A Multi-faceted Approach to Growing Up in Swainsboro
By Esmeralda Hernandez
Ask a Swainsboro resident what living there is like, and they’ll most likely tell you something similar. Small-town living almost seems like a monolith in that there’s only so much you can experience (although this is a positive aspect in its own right). Still, there are a variety aspects to Swainsboro that can only be unlocked through our own cultural and personal upbringing. I find that my version of Swainsboro is unique and hope that others can look for their own version to love and cherish
For me, growing up in Swainsboro was going to the Kwik Shop and grabbing a Coke and a bag of chips, but it was also going to a Mexican store and buying Jumex mango juice and a bag of duros wheels.

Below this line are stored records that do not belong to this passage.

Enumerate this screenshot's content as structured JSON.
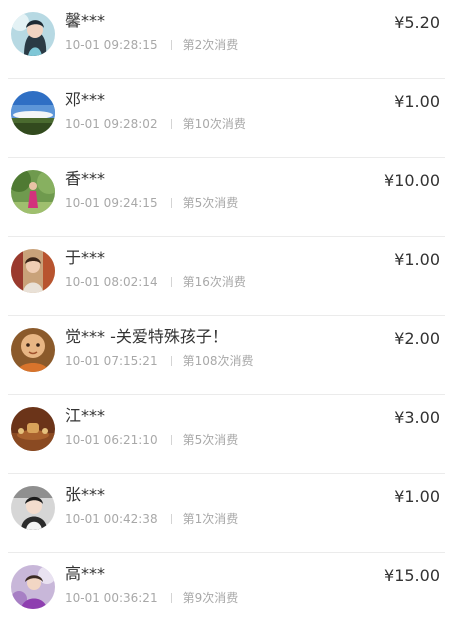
{
  "records": [
    {
      "name": "馨***",
      "time": "10-01 09:28:15",
      "count": "第2次消费",
      "amount": "¥5.20",
      "avatar_icon": "woman-portrait-avatar"
    },
    {
      "name": "邓***",
      "time": "10-01 09:28:02",
      "count": "第10次消费",
      "amount": "¥1.00",
      "avatar_icon": "sky-landscape-avatar"
    },
    {
      "name": "香***",
      "time": "10-01 09:24:15",
      "count": "第5次消费",
      "amount": "¥10.00",
      "avatar_icon": "garden-person-avatar"
    },
    {
      "name": "于***",
      "time": "10-01 08:02:14",
      "count": "第16次消费",
      "amount": "¥1.00",
      "avatar_icon": "woman-indoor-avatar"
    },
    {
      "name": "觉*** -关爱特殊孩子！",
      "time": "10-01 07:15:21",
      "count": "第108次消费",
      "amount": "¥2.00",
      "avatar_icon": "monk-figure-avatar"
    },
    {
      "name": "江***",
      "time": "10-01 06:21:10",
      "count": "第5次消费",
      "amount": "¥3.00",
      "avatar_icon": "tea-set-avatar"
    },
    {
      "name": "张***",
      "time": "10-01 00:42:38",
      "count": "第1次消费",
      "amount": "¥1.00",
      "avatar_icon": "woman-car-avatar"
    },
    {
      "name": "高***",
      "time": "10-01 00:36:21",
      "count": "第9次消费",
      "amount": "¥15.00",
      "avatar_icon": "woman-flowers-avatar"
    }
  ]
}
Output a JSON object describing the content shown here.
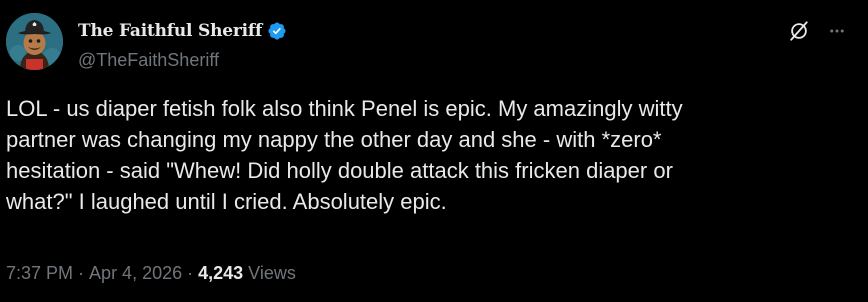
{
  "author": {
    "display_name": "The Faithful Sheriff",
    "handle": "@TheFaithSheriff",
    "verified": true
  },
  "tweet": {
    "text": "LOL - us diaper fetish folk also think Penel is epic. My amazingly witty\npartner was changing my nappy the other day and she - with *zero*\nhesitation - said \"Whew! Did holly double attack this fricken diaper or\nwhat?\" I laughed until I cried. Absolutely epic."
  },
  "meta": {
    "time": "7:37 PM",
    "separator": "·",
    "date": "Apr 4, 2026",
    "views_count": "4,243",
    "views_label": "Views"
  },
  "icons": {
    "verified": "verified-badge-icon",
    "grok": "grok-icon",
    "more": "more-options-icon"
  },
  "colors": {
    "background": "#000000",
    "text_primary": "#e7e9ea",
    "text_secondary": "#71767b",
    "verified_blue": "#1d9bf0"
  }
}
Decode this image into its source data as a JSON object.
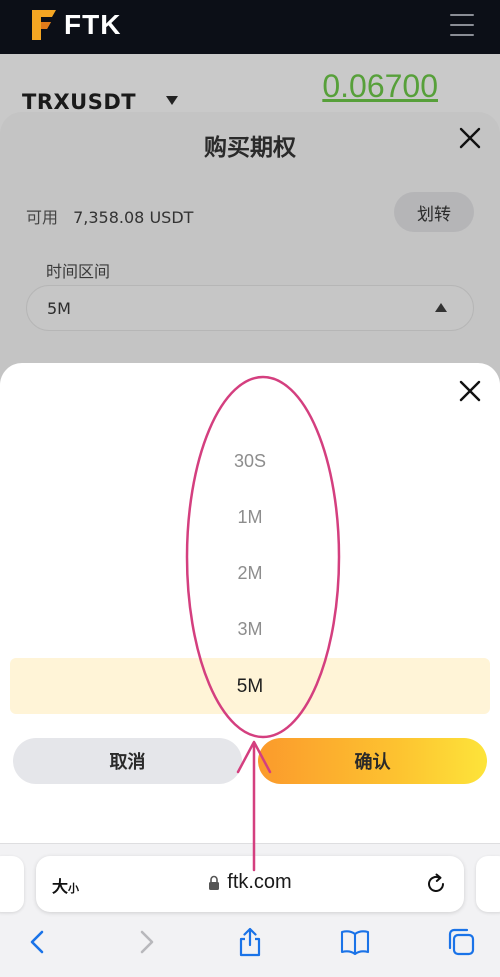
{
  "header": {
    "logo_text": "FTK"
  },
  "market": {
    "symbol": "TRXUSDT",
    "price": "0.06700",
    "price_color": "#57a03a"
  },
  "purchase_sheet": {
    "title": "购买期权",
    "available_label": "可用",
    "available_value": "7,358.08 USDT",
    "transfer_label": "划转",
    "interval_label": "时间区间",
    "interval_value": "5M"
  },
  "picker": {
    "options": [
      "30S",
      "1M",
      "2M",
      "3M",
      "5M"
    ],
    "selected": "5M",
    "cancel_label": "取消",
    "confirm_label": "确认",
    "highlight_color": "#fff4d7",
    "annotation_color": "#d43f7f"
  },
  "browser": {
    "text_size_label": "大",
    "text_size_small": "小",
    "url": "ftk.com"
  }
}
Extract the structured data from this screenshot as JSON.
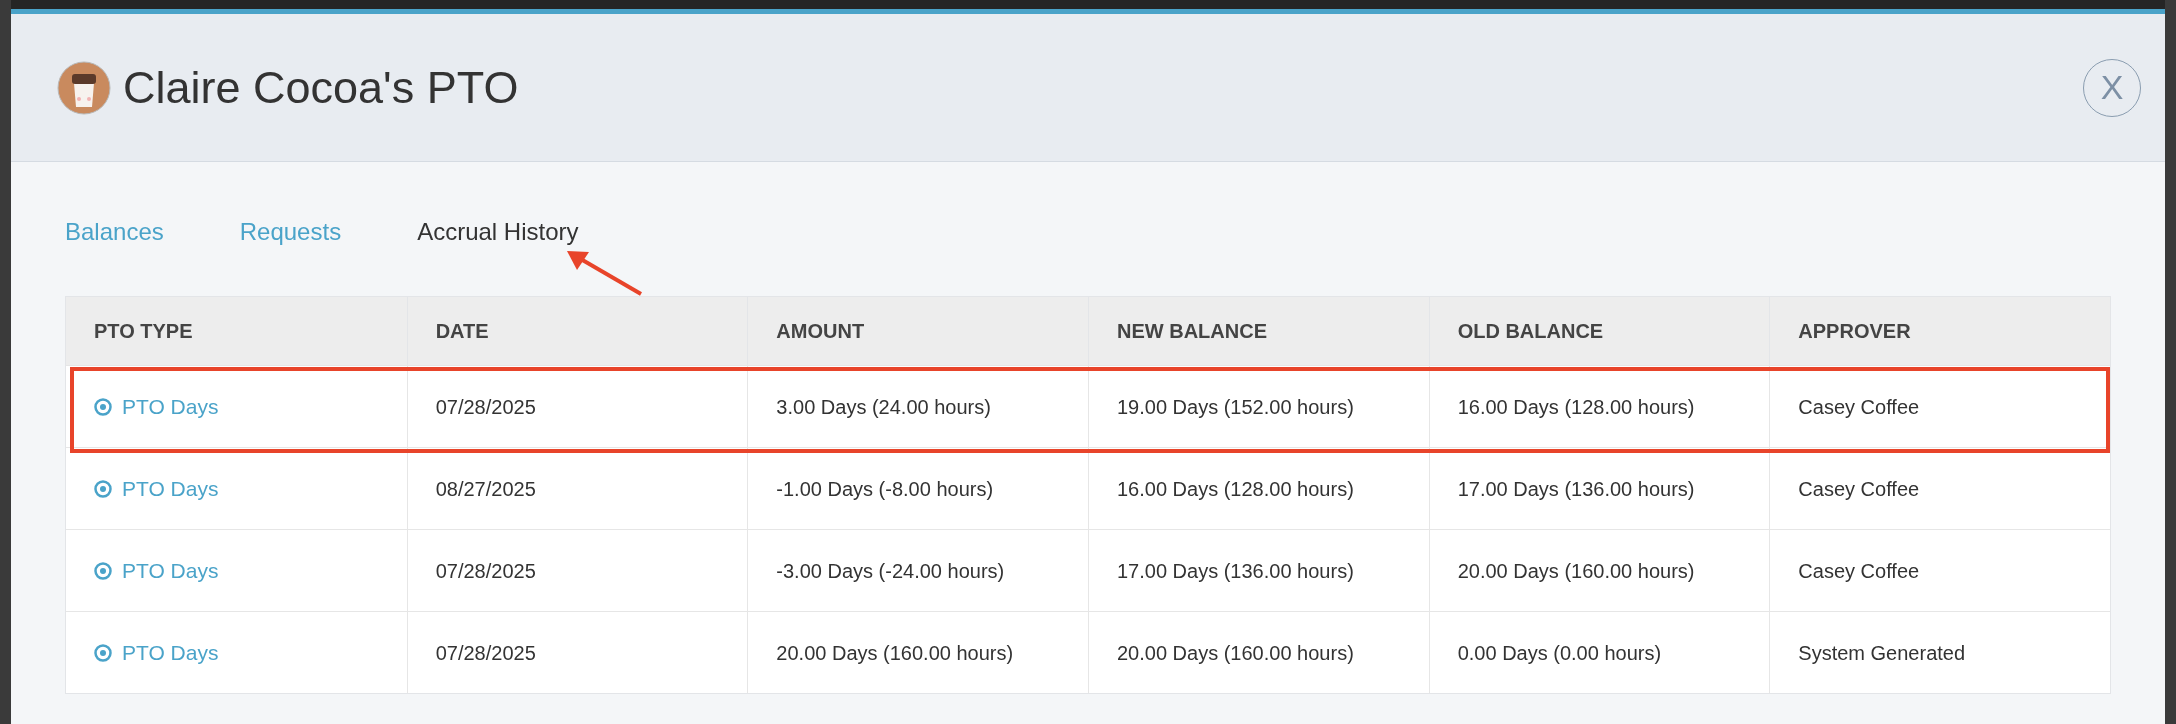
{
  "modal": {
    "title": "Claire Cocoa's PTO",
    "close_label": "X"
  },
  "tabs": [
    {
      "label": "Balances",
      "selected": false
    },
    {
      "label": "Requests",
      "selected": false
    },
    {
      "label": "Accrual History",
      "selected": true
    }
  ],
  "table": {
    "columns": [
      "PTO TYPE",
      "DATE",
      "AMOUNT",
      "NEW BALANCE",
      "OLD BALANCE",
      "APPROVER"
    ],
    "rows": [
      {
        "pto_type": "PTO Days",
        "date": "07/28/2025",
        "amount": "3.00 Days (24.00 hours)",
        "new_balance": "19.00 Days (152.00 hours)",
        "old_balance": "16.00 Days (128.00 hours)",
        "approver": "Casey Coffee",
        "highlighted": true
      },
      {
        "pto_type": "PTO Days",
        "date": "08/27/2025",
        "amount": "-1.00 Days (-8.00 hours)",
        "new_balance": "16.00 Days (128.00 hours)",
        "old_balance": "17.00 Days (136.00 hours)",
        "approver": "Casey Coffee",
        "highlighted": false
      },
      {
        "pto_type": "PTO Days",
        "date": "07/28/2025",
        "amount": "-3.00 Days (-24.00 hours)",
        "new_balance": "17.00 Days (136.00 hours)",
        "old_balance": "20.00 Days (160.00 hours)",
        "approver": "Casey Coffee",
        "highlighted": false
      },
      {
        "pto_type": "PTO Days",
        "date": "07/28/2025",
        "amount": "20.00 Days (160.00 hours)",
        "new_balance": "20.00 Days (160.00 hours)",
        "old_balance": "0.00 Days (0.00 hours)",
        "approver": "System Generated",
        "highlighted": false
      }
    ]
  }
}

It was going to school and reading and writing in English and then going home and speaking my first language. It was going to Church where the Homily was given in Spanish, and having cultural celebrations in Spanish that none of my friends from school knew a lot about. I was able to have the best of both worlds, and I like to believe I am a product of this socialization.
In the same way, I struggled in perfectly combining my two ‘worlds’. I did not know English fluently until age five, finding myself learning to crawl when the other kids could already run. There were cultural differences that didn’t translate, such as the time I found myself explaining the Tooth Fairy to my loved ones (there is a mouse version, El Ratón Perez). Still, I find those experiences integral to my growth as a person.
Just as I had a particular experience growing up in Swainsboro, I’m sure many people can relate through the lens of their own culture and lifestyle. I bring this topic to light not only to fulfill my desire to tell a story, but to request something as well. Recently, I read a text for my Spanish literature class in college where we debated the word ‘tolerance’. It seems easy to only tolerate differences and leave it at that, but I do hope each of us can find it in ourselves to not only tolerate, but accept differences, cultural or not. Acceptance of who I am from others is the reason I have so many memories to look back on fondly. I often think about people in my community who supported me as I was at the time and helped me grow in my journey of mending the gap in my cross-cultural upbringing. I can only hope that I can do the same for others.